Douglas Englebart was an early innovator of the modern computer model we so often take for granted today, and introduced the first prototype mouse to the world at 'the mother of all demos'.
Advancing personal computing
The now infamous in computer science presentation took place in 1968, sparking a reimagining of the way computers could evolve. The computer model of the sixties was operated using punch cards, and Englebart's vision portrayed at that San Francisco conference would inspire a generation of scientists in the advancement of personal computing.
Alan Kay, a computer scientist and co-founder of Xerox PARC who attended the presentation later said: "The demo was one of the greatest experiences of my life. To me, it was Moses opening the Red Sea. It reset the whole conception of what was reasonable to think about in personal computing."
During the presentation Englebart sat at a computer keyboard operating a mouse, the interactive action was projected onto a screen and demonstrated a host of original ideas. Englebart was using multiple windows, outline processing, shared screen teleconferencing and hypertext; all of which would not make it into the mainstream market for another two decades.
The first mouse
Englebart created the mouse in the mid-sixties when he was Director of Augmentation Research Centre at Stanford Research Institute in California.
The original prototype of the mouse had a wire coming out of the front, though this was quickly changed to the back to get it out of the way. It was a simple mechanical device with two discs mounted upright at the bottom in a wooden case, that could be tilted or rocked to draw horizontal or vertical lines.
The mouse was created to be used with graphical user interface (GUI), which was not patented by Englebart at the time because software was not considered patentable.
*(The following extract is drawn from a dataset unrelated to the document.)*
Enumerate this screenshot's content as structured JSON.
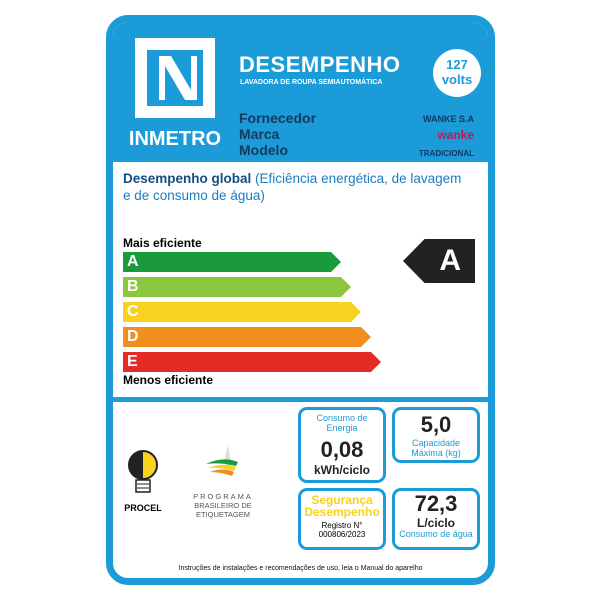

However, describing the invention he did gain a patent for, the "X-Y position indicator for a display system", his patent application revealed it was "nicknamed the mouse because the tail came out of the end."
Douglas Englebart was born 30 January 1925; died 2 July 2013. During his lifetime he was awarded: The Turing Award by the Association of Computing Machinery and the $500,000 MIT Lemelson prize in 1997, the von Neumann Award from the Institute of Electrical and Electronics Engineers in 1998, and in 2000 he was awarded the National Medal of Technology in the US when he was inducted into the National Inventors Hall of Fame.
Adrian Mursec, senior developer at theEword said: "The late 20th Century was an era of great progress in computer science, a lot of which stemmed from Englebart's research and inventions in the sixties.
"Creating the mouse moved personal computing onto a whole new level that hadn't been imagined before, we take it for granted today because it has become an integral part of technology."